For those of us who sit (and keyboard), all day, for a living, this exercise can provide a powerful tonic, helping to activate glutes, strengthening the lower back and lumbar region, building a stronger core and strengthening your grip.

Always warm up your legs (quads and hamstrings) as well as your thoracic spine before starting this exercise.  I usually start with, leg swings (front to back and lateral), internal/external hip rotation and front foot elevated split squats.  I then do t-spine flexions to get my back moving more freely.

When deadlifting, be sure to keep the bar close to you.  You should be “scraping” your shins at both ends of the movement.  Keep your core tight at all times.  Do NOT try to watch yourself in the mirror.  You are only seeing the movement in one plane in a front view… and it’s not even the most important plane.  Consider getting a partner to film you in motion from the side.  This will give you the most insight into your form.  

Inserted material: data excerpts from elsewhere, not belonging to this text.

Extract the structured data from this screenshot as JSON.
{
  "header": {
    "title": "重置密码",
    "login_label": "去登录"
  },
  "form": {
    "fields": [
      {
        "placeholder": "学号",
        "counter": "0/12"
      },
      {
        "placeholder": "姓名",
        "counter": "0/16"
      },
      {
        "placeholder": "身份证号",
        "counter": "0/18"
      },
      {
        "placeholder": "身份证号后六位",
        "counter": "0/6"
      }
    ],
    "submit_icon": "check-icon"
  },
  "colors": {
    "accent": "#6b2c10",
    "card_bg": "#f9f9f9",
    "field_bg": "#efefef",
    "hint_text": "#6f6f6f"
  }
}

Stand with the bar aligned to the middle of your feet (which should be shoulder width apart).  Grab the bar overhand (or mixed grip), keeping your arms aligned vertically.  Bend at the knees.  Set your shoulders back.  Keep your head up and look forward.  Stand up with the weight, keeping it close to your body.  Lock out at the top of the movement.  To begin the weight’s descent back to the floor, begin to hinge at the hips before bending at the knee.  Keep your head up and your core tight.

This is an exercise that you should feel in your glutes – not in your lower back.  Make sure that you are comfortable in the movement before adding weight.